On 22/01/2021 15:33, Ian Jackson wrote:
> Andrew Cooper writes ("[PATCH v7 08/10] tools/misc: Add xen-vmtrace tool"):
>> From: Michał Leszczyński <michal.leszczyn...@cert.pl>
> ...
>> +    if ( signal(SIGINT, int_handler) == SIG_ERR )
>> +        err(1, "Failed to register signal handler\n");
> How bad is it if this signal handler is not effective ?

I believe far less so now that I've fixed up everything to use a (fixed)
XENMEM_acquire_resource, so Xen doesn't crash if this process dies in
the wrong order WRT the domain shutting down.

But I would have to defer to Michał on that.

>> +    if ( xc_vmtrace_disable(xch, domid, vcpu) )
>> +        perror("xc_vmtrace_disable()");
> I guess the tracing will remain on, pointlessly, which has a perf
> impact but nothing else ?

The perf hit is substantial, but it is safe to leave enabled.

> How is it possible for the user to clean this up ?

For now, enable/disable can only fail with -EINVAL for calls made in the
wrong context, so a failure here is benign in practice.

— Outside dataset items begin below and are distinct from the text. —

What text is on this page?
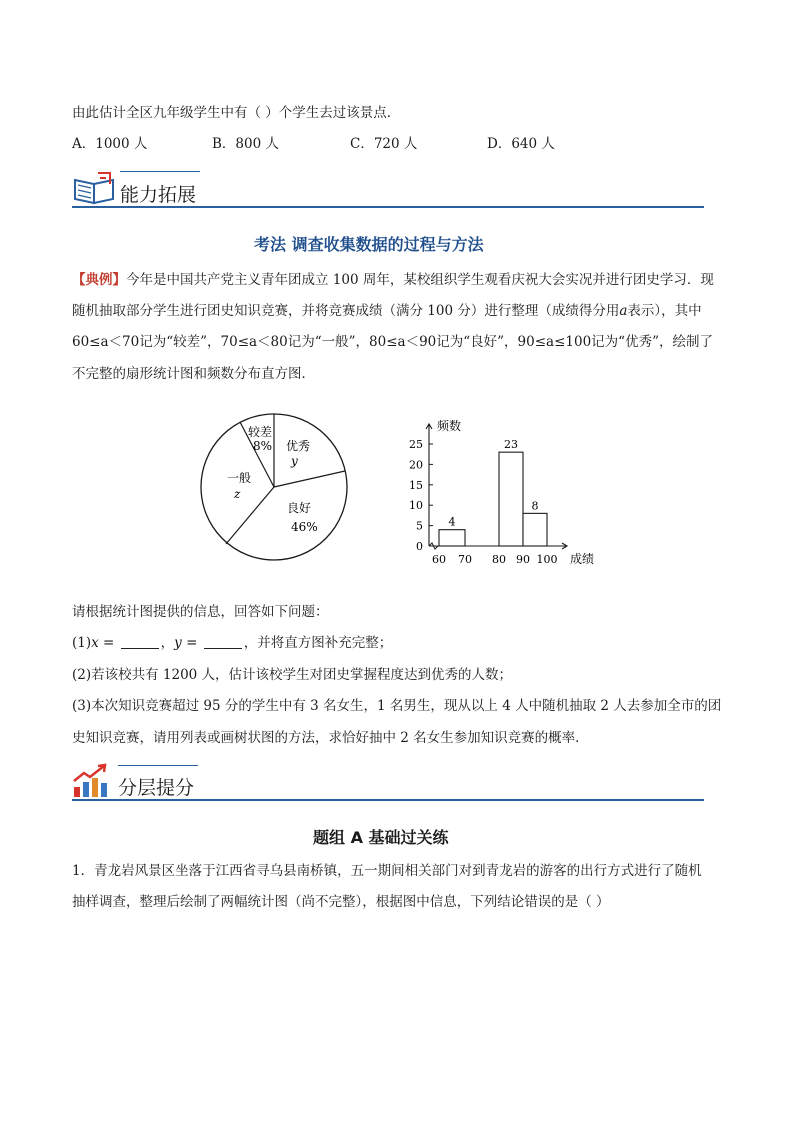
由此估计全区九年级学生中有（ ）个学生去过该景点．
A．1000 人	B．800 人	C．720 人	D．640 人
能力拓展
考法 调查收集数据的过程与方法
【典例】今年是中国共产党主义青年团成立 100 周年，某校组织学生观看庆祝大会实况并进行团史学习．现
随机抽取部分学生进行团史知识竞赛，并将竞赛成绩（满分 100 分）进行整理（成绩得分用a表示），其中
60≤a＜70记为“较差”，70≤a＜80记为“一般”，80≤a＜90记为“良好”，90≤a≤100记为“优秀”，绘制了
不完整的扇形统计图和频数分布直方图．
较差
8% 优秀
y
良好
46%
一般
z
0
5
10
15
20
25
60 70 80 90 100
4
23
8
频数
成绩
请根据统计图提供的信息，回答如下问题：
(1)x =	，y =	，并将直方图补充完整；
(2)若该校共有 1200 人，估计该校学生对团史掌握程度达到优秀的人数；
(3)本次知识竞赛超过 95 分的学生中有 3 名女生，1 名男生，现从以上 4 人中随机抽取 2 人去参加全市的团
史知识竞赛，请用列表或画树状图的方法，求恰好抽中 2 名女生参加知识竞赛的概率．
分层提分
题组 A 基础过关练
1．青龙岩风景区坐落于江西省寻乌县南桥镇，五一期间相关部门对到青龙岩的游客的出行方式进行了随机
抽样调查，整理后绘制了两幅统计图（尚不完整），根据图中信息，下列结论错误的是（ ）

I specifically didn't opt for reference counting the enable/disable
calls, because there cannot (usefully) be two users of this interface.

>
> Also: at the very least, you need to trap SIGTERM SIGHUP SIGPIPE.
>
> It would be good to exit with the right signal by re-raising it.

This is example code, not a production utility.

Anything more production-wise using this needs to account for the fact
that Intel Processor Trace can't pause on a full buffer.  (It ought to
be able to on forthcoming hardware, but this facility isn't available yet.)

The use-cases thus far are always "small delta of execution between
introspection events", using a massive buffer as the mitigation for
hardware wrapping.

No amount of additional code here can prevent stream corruption problems
with the buffer wrapping.  As a result, it is kept as simple as possible
as a demonstration of how to use the API.